Swan Quarter racial composition
| Race | Number | Percentage |
|---|---|---|
| White (non-Hispanic) | 197 | 71.64% |
| Black or African American (non-Hispanic) | 55 | 20.0% |
| Other/Mixed | 6 | 2.18% |
| Hispanic or Latino | 17 | 6.18% |

As of the 2020 United States census, there were 275 people, 164 households, and 153 families residing in the CDP.

===2010 census===
The population, at the time of the 2010 census, was 324.

==History==
In the 18th century, Samuel Swann settled along Pamlico Sound near the head of Swan Bay. Swann's Quarter was the first name given to this settlement. Eventually shortened to Swan Quarter, it became the county seat in 1836.

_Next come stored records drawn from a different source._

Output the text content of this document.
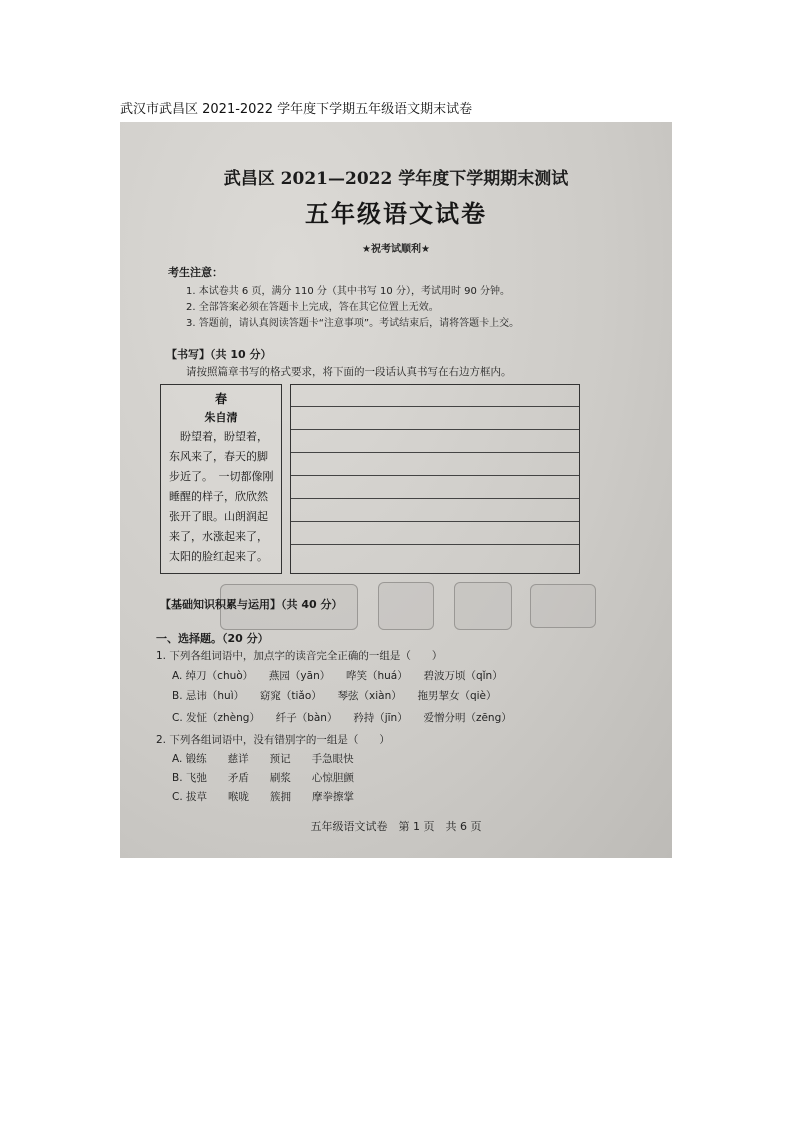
武汉市武昌区 2021-2022 学年度下学期五年级语文期末试卷
武昌区 2021—2022 学年度下学期期末测试
五年级语文试卷
★祝考试顺利★
考生注意：
1. 本试卷共 6 页，满分 110 分（其中书写 10 分），考试用时 90 分钟。
2. 全部答案必须在答题卡上完成，答在其它位置上无效。
3. 答题前，请认真阅读答题卡“注意事项”。考试结束后，请将答题卡上交。
【书写】（共 10 分）
请按照篇章书写的格式要求，将下面的一段话认真书写在右边方框内。
春
朱自清
　盼望着，盼望着，东风来了，春天的脚步近了。　一切都像刚睡醒的样子，欣欣然张开了眼。山朗润起来了，水涨起来了，太阳的脸红起来了。
【基础知识积累与运用】（共 40 分）
一、选择题。（20 分）
1. 下列各组词语中，加点字的读音完全正确的一组是（　　）
A. 绰刀（chuò）　　燕园（yān）　　哗笑（huá）　　碧波万顷（qǐn）
B. 忌讳（huì）　　窈窕（tiǎo）　　琴弦（xiàn）　　拖男挈女（qiè）
C. 发怔（zhèng）　　纤子（bàn）　　矜持（jīn）　　爱憎分明（zēng）
2. 下列各组词语中，没有错别字的一组是（　　）
A. 锻练　　慈详　　预记　　手急眼快
B. 飞弛　　矛盾　　刷浆　　心惊胆颤
C. 拔草　　喉咙　　簇拥　　摩拳擦掌
五年级语文试卷　第 1 页　共 6 页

The Hyde County Courthouse and Lake Mattamuskeet Pump Station, also known as Mattamuskeet Lodge, are listed on the National Register of Historic Places.

==Transportation==
A 50-car ferry connects Swan Quarter in Hyde County on the mainland with Ocracoke Island, crossing Pamlico Sound in two and a half hours.

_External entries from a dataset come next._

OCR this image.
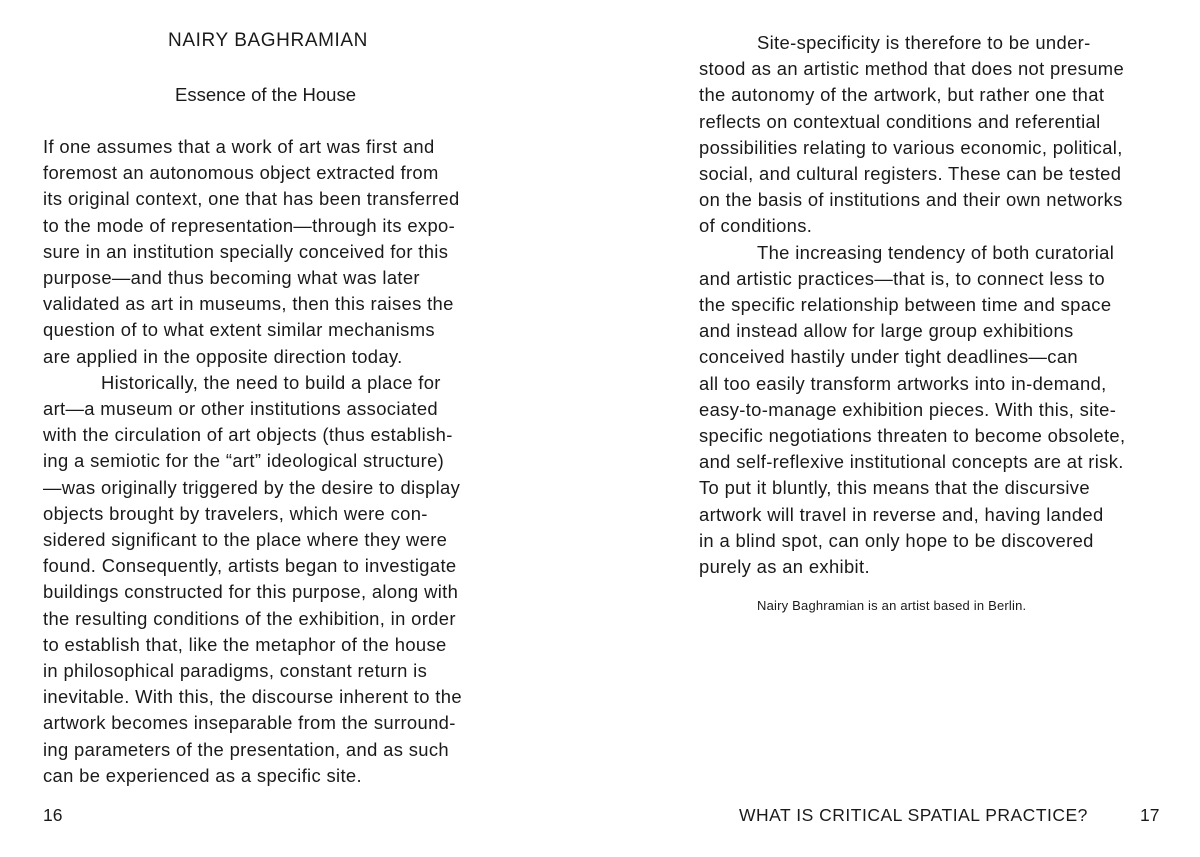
NAIRY BAGHRAMIAN
Essence of the House
If one assumes that a work of art was first and
foremost an autonomous object extracted from
its original context, one that has been transferred
to the mode of representation—through its expo-
sure in an institution specially conceived for this
purpose—and thus becoming what was later
validated as art in museums, then this raises the
question of to what extent similar mechanisms
are applied in the opposite direction today.
Historically, the need to build a place for
art—a museum or other institutions associated
with the circulation of art objects (thus establish-
ing a semiotic for the “art” ideological structure)
—was originally triggered by the desire to display
objects brought by travelers, which were con-
sidered significant to the place where they were
found. Consequently, artists began to investigate
buildings constructed for this purpose, along with
the resulting conditions of the exhibition, in order
to establish that, like the metaphor of the house
in philosophical paradigms, constant return is
inevitable. With this, the discourse inherent to the
artwork becomes inseparable from the surround-
ing parameters of the presentation, and as such
can be experienced as a specific site.
16
Site-specificity is therefore to be under-
stood as an artistic method that does not presume
the autonomy of the artwork, but rather one that
reflects on contextual conditions and referential
possibilities relating to various economic, political,
social, and cultural registers. These can be tested
on the basis of institutions and their own networks
of conditions.
The increasing tendency of both curatorial
and artistic practices—that is, to connect less to
the specific relationship between time and space
and instead allow for large group exhibitions
conceived hastily under tight deadlines—can
all too easily transform artworks into in-demand,
easy-to-manage exhibition pieces. With this, site-
specific negotiations threaten to become obsolete,
and self-reflexive institutional concepts are at risk.
To put it bluntly, this means that the discursive
artwork will travel in reverse and, having landed
in a blind spot, can only hope to be discovered
purely as an exhibit.
Nairy Baghramian is an artist based in Berlin.
WHAT IS CRITICAL SPATIAL PRACTICE?	17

==Wildlife and preservation==
Mattamuskeet National Wildlife Refuge is located 9 mi east of Swan Quarter by U.S. Route 264 and North Carolina Highway 94 in Hyde County. It provides habitat for migratory waterfowl and other birds, for endangered species such as bald eagles, peregrine falcons, and American alligators. It also provides wildlife-related recreation and environmental education for the public on its 50180 acre of land.

==Education==
The local school is Mattamuskeet School of Hyde County Schools.

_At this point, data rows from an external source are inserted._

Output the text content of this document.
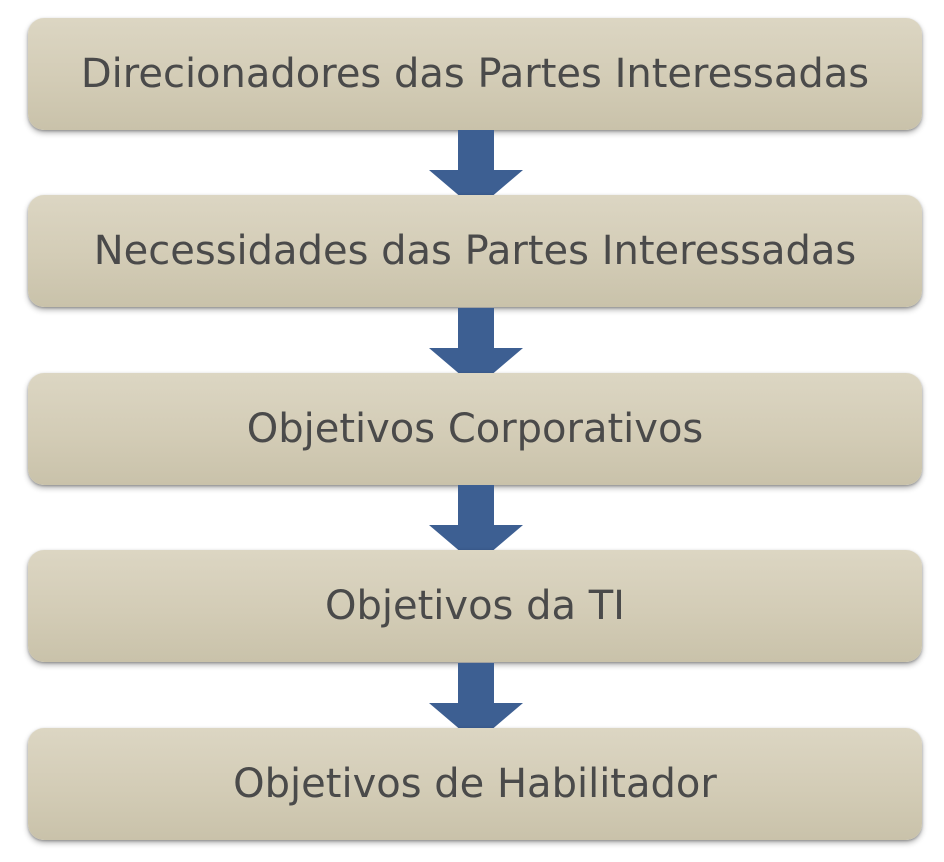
Direcionadores das Partes Interessadas
Necessidades das Partes Interessadas
Objetivos Corporativos
Objetivos da TI
Objetivos de Habilitador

In the de jure segregation era, the grade school for black students was, by the 1960s, O. A. Peay School, a consolidation of earlier such schools, near Swan Quarter. The high school for black students was Hyde County Training School in Sladesville. The high school for white students was West Hyde School.

Peay's and Hyde County Training School's students held school reunions, though these diminished by 2017.